Iron Flow Battery Being Tested at Schiphol: a World First at the Airport

In a world exclusive, Schiphol is taking a major step toward energy storage and the further electrification of ground equipment with the arrival of an Iron Flow Battery at the airport. The large battery, recently installed on the A/B apron, offers a reliable power supply for the charging of electrical equipment and thus relieves pressure on the grid.

The Iron Flow Battery will be tested extensively over the coming months. During the trial period, the battery will be supplying the electric Ground Power Units (e-GPUs) on the A/B apron with electricity. The e-GPUs provide power to parked planes at locations with no fixed electricity supply. This means that, when combined with a Preconditioned Air Unit (PCA) that provides fresh air on board, the aircraft’s auxiliary engine can remain switched off when on the ground. This ensures better air quality on the apron and a reduction in noise.

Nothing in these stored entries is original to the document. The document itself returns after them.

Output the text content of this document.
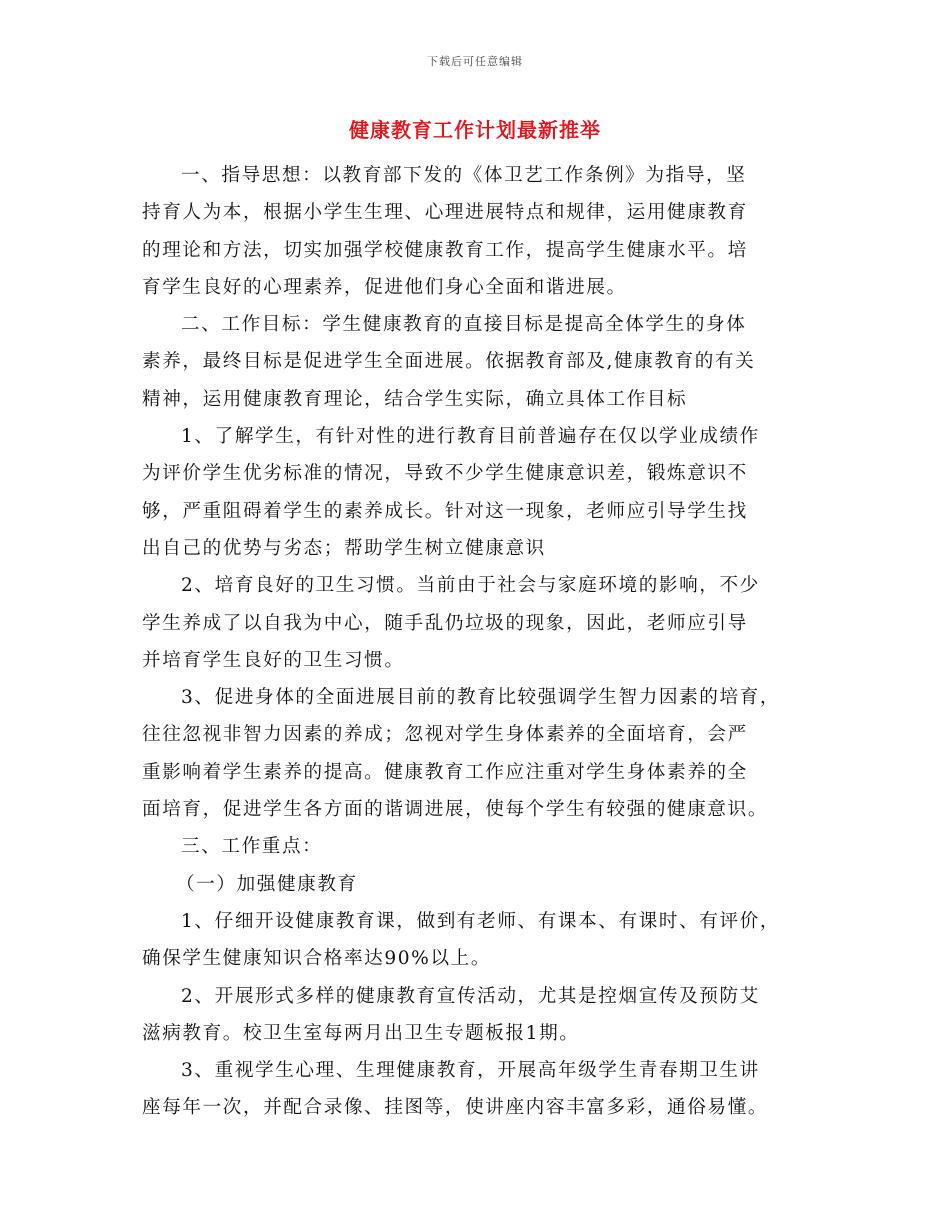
下载后可任意编辑
健康教育工作计划最新推举
一、指导思想：以教育部下发的《体卫艺工作条例》为指导，坚
持育人为本，根据小学生生理、心理进展特点和规律，运用健康教育
的理论和方法，切实加强学校健康教育工作，提高学生健康水平。培
育学生良好的心理素养，促进他们身心全面和谐进展。
二、工作目标：学生健康教育的直接目标是提高全体学生的身体
素养，最终目标是促进学生全面进展。依据教育部及,健康教育的有关
精神，运用健康教育理论，结合学生实际，确立具体工作目标
1、了解学生，有针对性的进行教育目前普遍存在仅以学业成绩作
为评价学生优劣标准的情况，导致不少学生健康意识差，锻炼意识不
够，严重阻碍着学生的素养成长。针对这一现象，老师应引导学生找
出自己的优势与劣态；帮助学生树立健康意识
2、培育良好的卫生习惯。当前由于社会与家庭环境的影响，不少
学生养成了以自我为中心，随手乱仍垃圾的现象，因此，老师应引导
并培育学生良好的卫生习惯。
3、促进身体的全面进展目前的教育比较强调学生智力因素的培育，
往往忽视非智力因素的养成；忽视对学生身体素养的全面培育，会严
重影响着学生素养的提高。健康教育工作应注重对学生身体素养的全
面培育，促进学生各方面的谐调进展，使每个学生有较强的健康意识。
三、工作重点：
（一）加强健康教育
1、仔细开设健康教育课，做到有老师、有课本、有课时、有评价，
确保学生健康知识合格率达90%以上。
2、开展形式多样的健康教育宣传活动，尤其是控烟宣传及预防艾
滋病教育。校卫生室每两月出卫生专题板报1期。
3、重视学生心理、生理健康教育，开展高年级学生青春期卫生讲
座每年一次，并配合录像、挂图等，使讲座内容丰富多彩，通俗易懂。
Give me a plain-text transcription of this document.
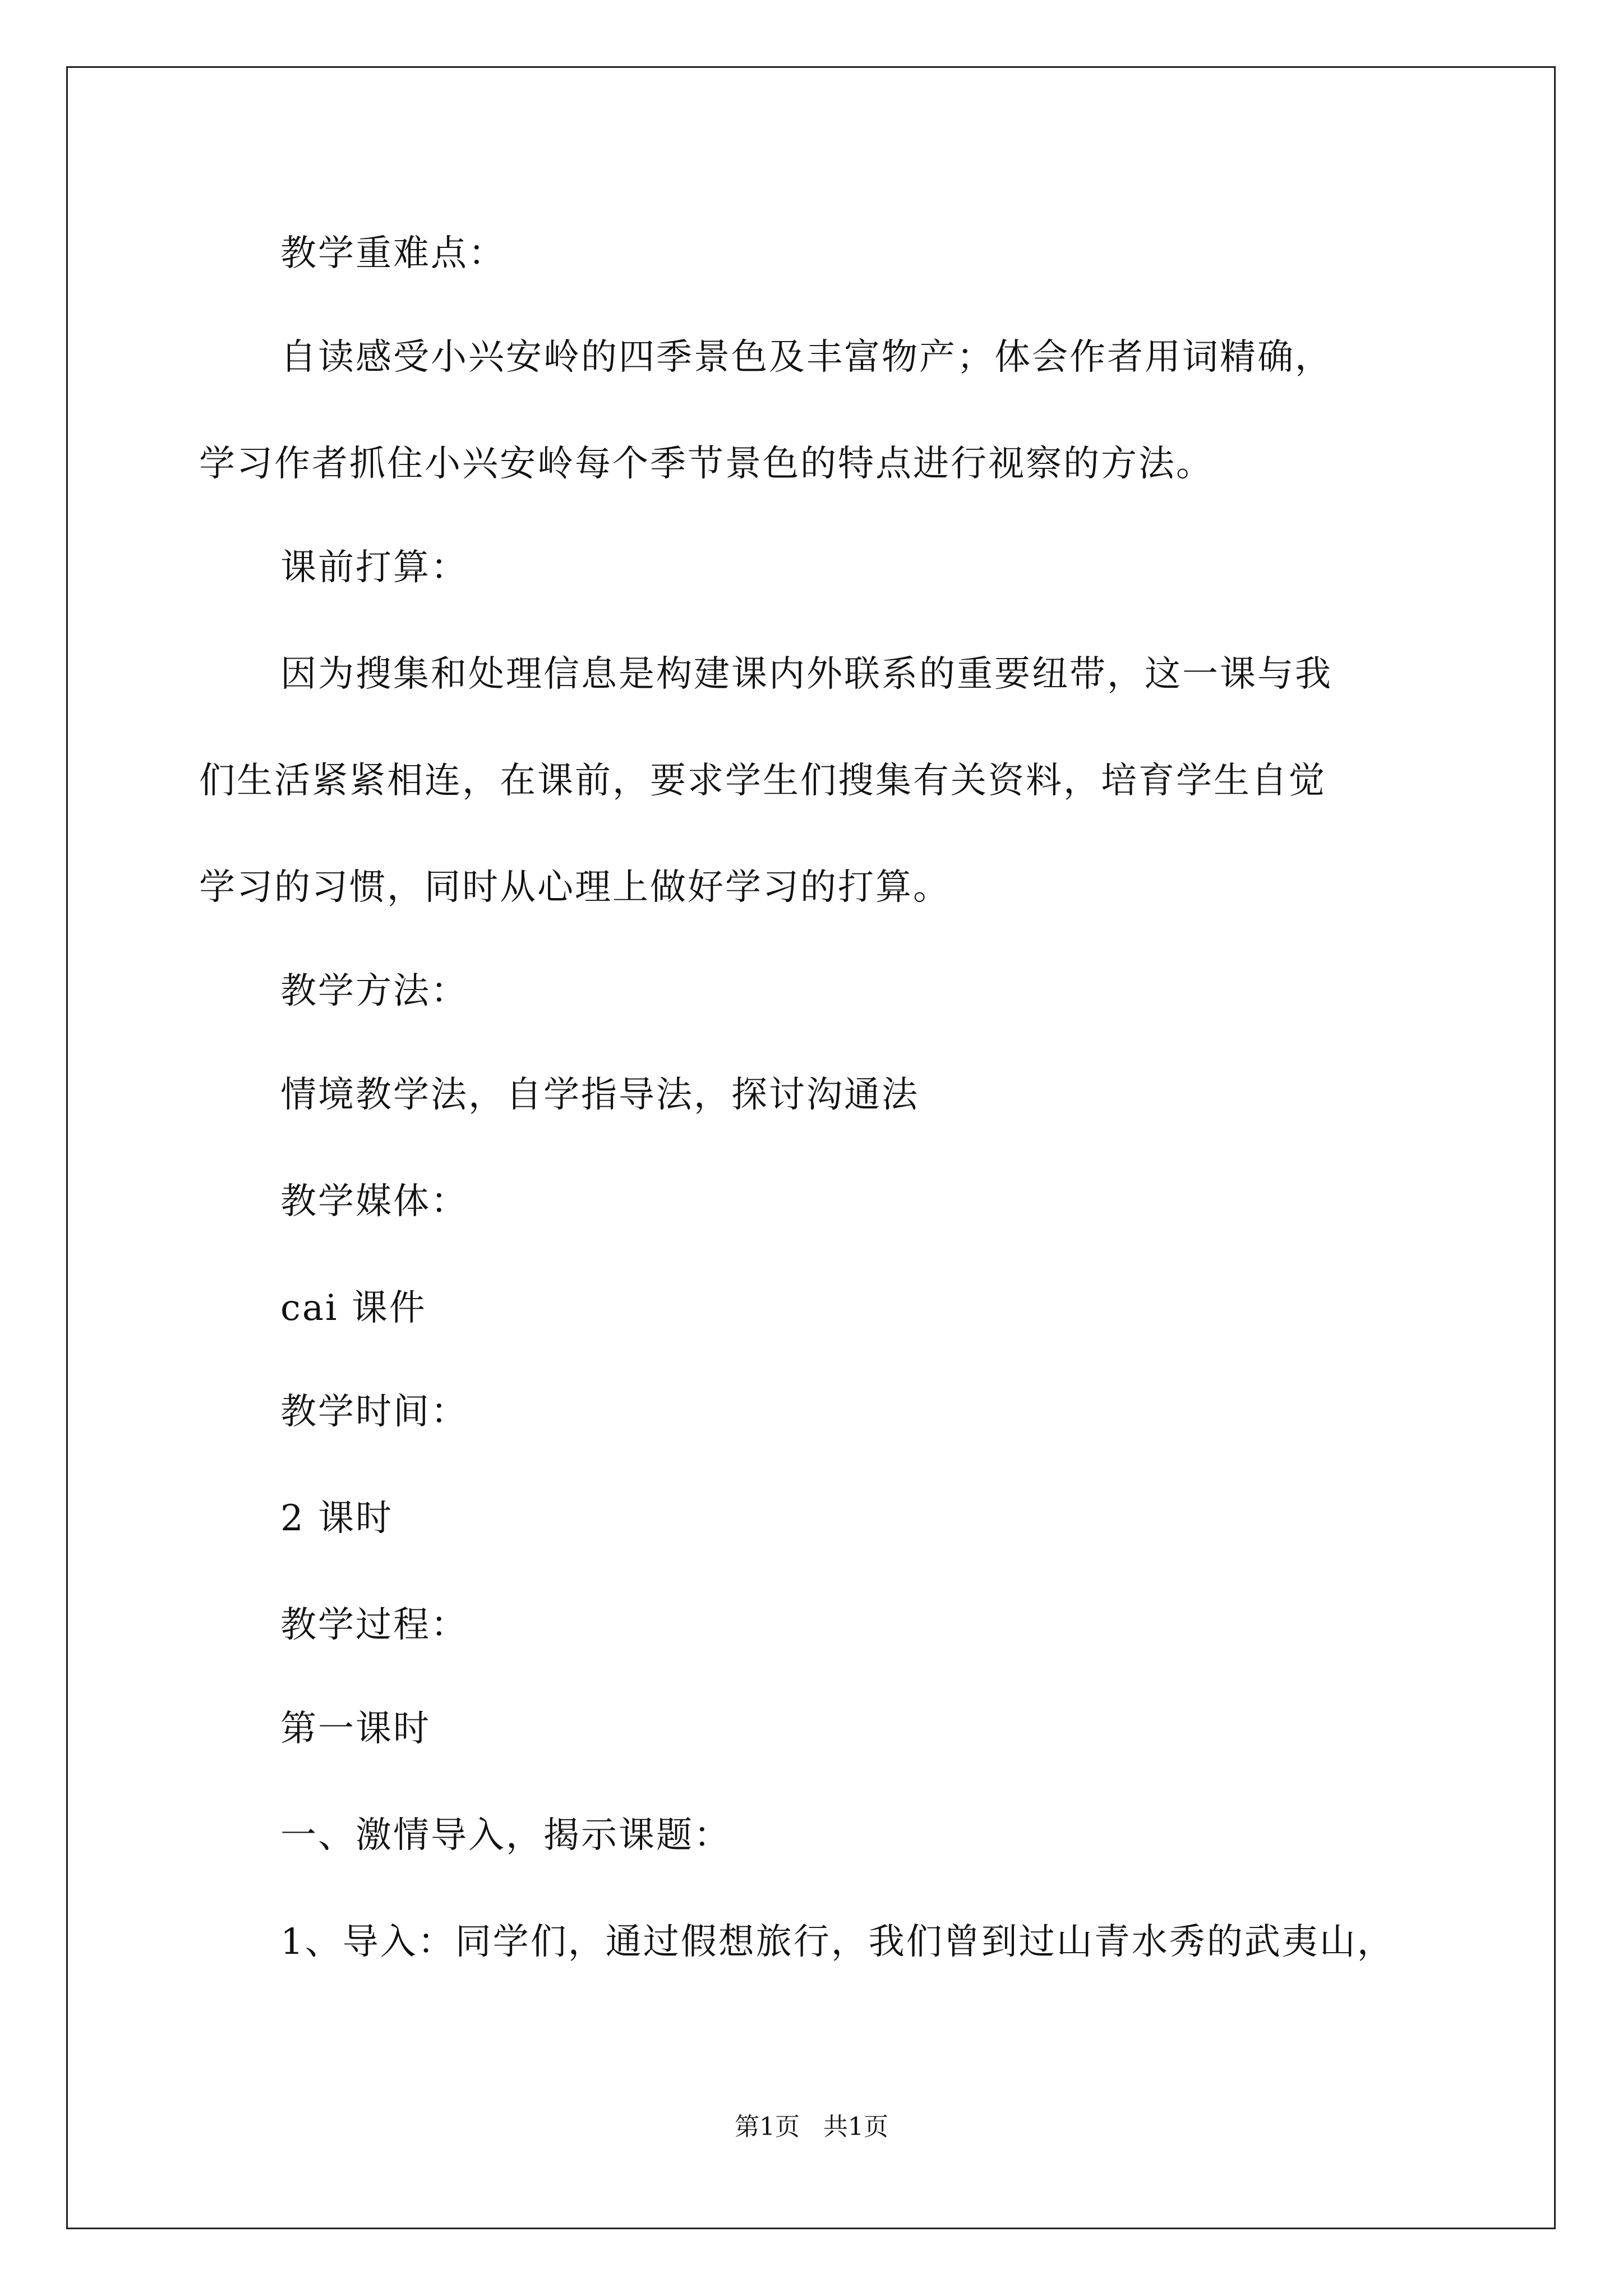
教学重难点：
自读感受小兴安岭的四季景色及丰富物产；体会作者用词精确，
学习作者抓住小兴安岭每个季节景色的特点进行视察的方法。
课前打算：
因为搜集和处理信息是构建课内外联系的重要纽带，这一课与我
们生活紧紧相连，在课前，要求学生们搜集有关资料，培育学生自觉
学习的习惯，同时从心理上做好学习的打算。
教学方法：
情境教学法，自学指导法，探讨沟通法
教学媒体：
cai 课件
教学时间：
2 课时
教学过程：
第一课时
一、激情导入，揭示课题：
1、导入：同学们，通过假想旅行，我们曾到过山青水秀的武夷山，
第1页   共1页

More natural and safer components

The Iron Flow Battery is distinguished by its use of natural components. In contrast to commonly used lithium batteries, the battery works using iron and salt water – materials that are widely available, have a lower environmental impact and are fire safe. The capacity of the battery remains constant for up to 20 years.

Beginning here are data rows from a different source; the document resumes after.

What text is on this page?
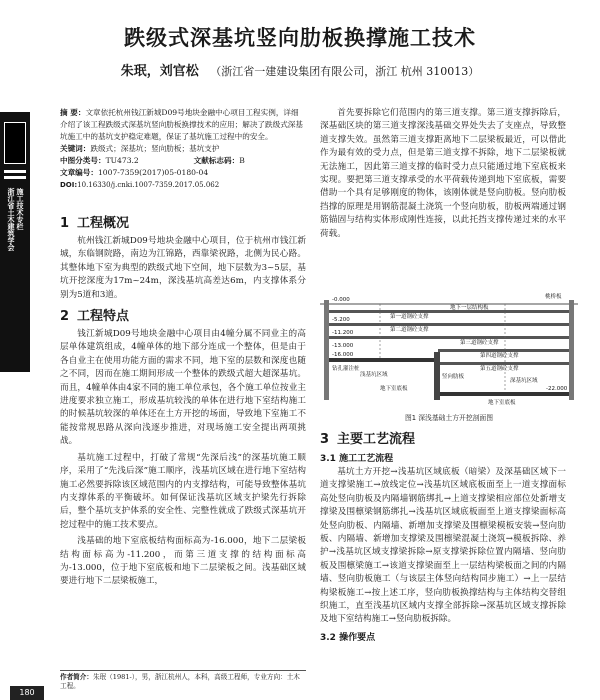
跌级式深基坑竖向肋板换撑施工技术
朱珉，刘官松 （浙江省一建建设集团有限公司，浙江 杭州 310013）
浙江省土木建筑学会 施工技术专栏

摘 要：文章依托杭州钱江新城D09号地块金融中心项目工程实例，详细介绍了该工程跌级式深基坑竖向肋板换撑技术的应用；解决了跌级式深基坑施工中的基坑支护稳定难题，保证了基坑施工过程中的安全。

关键词：跌级式；深基坑；竖向肋板；基坑支护

中图分类号：TU473.2	文献标志码：B

文章编号：1007-7359(2017)05-0180-04

DOI:10.16330/j.cnki.1007-7359.2017.05.062

1 工程概况

杭州钱江新城D09号地块金融中心项目，位于杭州市钱江新城，东临钢院路，南边为江锦路，西靠梁祝路，北侧为民心路。其整体地下室为典型的跌级式地下空间，地下层数为3~5层，基坑开挖深度为17m~24m，深浅基坑高差达6m，内支撑体系分别为5道和3道。

2 工程特点

钱江新城D09号地块金融中心项目由4幢分属不同业主的高层单体建筑组成，4幢单体的地下部分连成一个整体，但是由于各自业主在使用功能方面的需求不同，地下室的层数和深度也随之不同，因而在施工期间形成一个整体的跌级式超大超深基坑。而且，4幢单体由4家不同的施工单位承包，各个施工单位按业主进度要求独立施工，形成基坑较浅的单体在进行地下室结构施工的时候基坑较深的单体还在土方开挖的场面，导致地下室施工不能按常规思路从深向浅逐步推进，对现场施工安全提出两项挑战。

基坑施工过程中，打破了常规“先深后浅”的深基坑施工顺序，采用了“先浅后深”施工顺序，浅基坑区域在进行地下室结构施工必然要拆除该区域范围内的内支撑结构，可能导致整体基坑内支撑体系的平衡破坏。如何保证浅基坑区域支护梁先行拆除后，整个基坑支护体系的安全性、完整性就成了跌级式深基坑开挖过程中的施工技术要点。

浅基础的地下室底板结构面标高为-16.000，地下二层梁板结构面标高为-11.200，而第三道支撑的结构面标高为-13.000，位于地下室底板和地下二层梁板之间。浅基础区域要进行地下二层梁板施工，

首先要拆除它们范围内的第三道支撑。第三道支撑拆除后，深基础区块的第三道支撑深浅基础交界处失去了支座点，导致整道支撑失效。虽然第三道支撑距离地下二层梁板最近，可以借此作为最有效的受力点，但是第三道支撑不拆除，地下二层梁板就无法施工，因此第三道支撑的临时受力点只能通过地下室底板来实现。要把第三道支撑承受的水平荷载传递到地下室底板，需要借助一个具有足够刚度的物体，该刚体就是竖向肋板。竖向肋板挡撑的原理是用钢筋混凝土浇筑一个竖向肋板，肋板两端通过钢筋锚固与结构实体形成刚性连接，以此托挡支撑传递过来的水平荷载。

桃桥板
-0.000
地下一层结构板
第一道钢砼支撑
-5.200
第二道钢砼支撑
-11.200
第三道钢砼支撑
-13.000
第四道钢砼支撑
-16.000
第五道钢砼支撑
竖向肋板
浅基坑区域
深基坑区域
钻孔灌注桩
地下室底板
地下室底板
-22.000
图1 深浅基础土方开挖剖面图
3 主要工艺流程
3.1 施工工艺流程

基坑土方开挖→浅基坑区域底板（暗梁）及深基础区域下一道支撑梁施工→放线定位→浅基坑区域底板面至上一道支撑面标高处竖向肋板及内隔墙钢筋绑扎→上道支撑梁相应部位处新增支撑梁及围檩梁钢筋绑扎→浅基坑区域底板面至上道支撑梁面标高处竖向肋板、内隔墙、新增加支撑梁及围檩梁模板安装→竖向肋板、内隔墙、新增加支撑梁及围檩梁混凝土浇筑→模板拆除、养护→浅基坑区域支撑梁拆除→原支撑梁拆除位置内隔墙、竖向肋板及围檩梁施工→该道支撑梁面至上一层结构梁板面之间的内隔墙、竖向肋板施工（与该层主体竖向结构同步施工）→上一层结构梁板施工→按上述工序，竖向肋板换撑结构与主体结构交替组织施工，直至浅基坑区域内支撑全部拆除→深基坑区域支撑拆除及地下室结构施工→竖向肋板拆除。

3.2 操作要点
作者简介：朱珉（1981-），男，浙江杭州人，本科，高级工程师，专业方向：土木工程。
180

I am extremely proud of this innovation. The Iron Flow Battery is a great example of how we as an airport want to lead the way with innovative infrastructure that improves the quality of work. During the test period, the focus is on user-friendliness, reliability and efficiency. If the result is successful, more batteries will follow, with the aim of making all ground equipment emission-free and electric.
Sybren Hahn, Executive Director Infrastructure

Development and collaboration

The Iron Flow Battery was developed and built by ESS Inc in Oregon, USA. Schiphol’s innovation team brought the technology to the airport. Volker Infra and KES are responsible for the management and use of the battery. The battery is partly subsidised by the EU and part of TULIPS – a European collaboration of 32 aviation parties and knowledge institutes led by Royal Schiphol Group. The programme runs until the end of 2025 and aims to accelerate the development of innovations that can make airports more sustainable. This is in line with our ambition for our own airport activities to be emission-free and waste-free by 2030, and to be energy positive by 2050. We are working towards a quieter, cleaner and better Schiphol.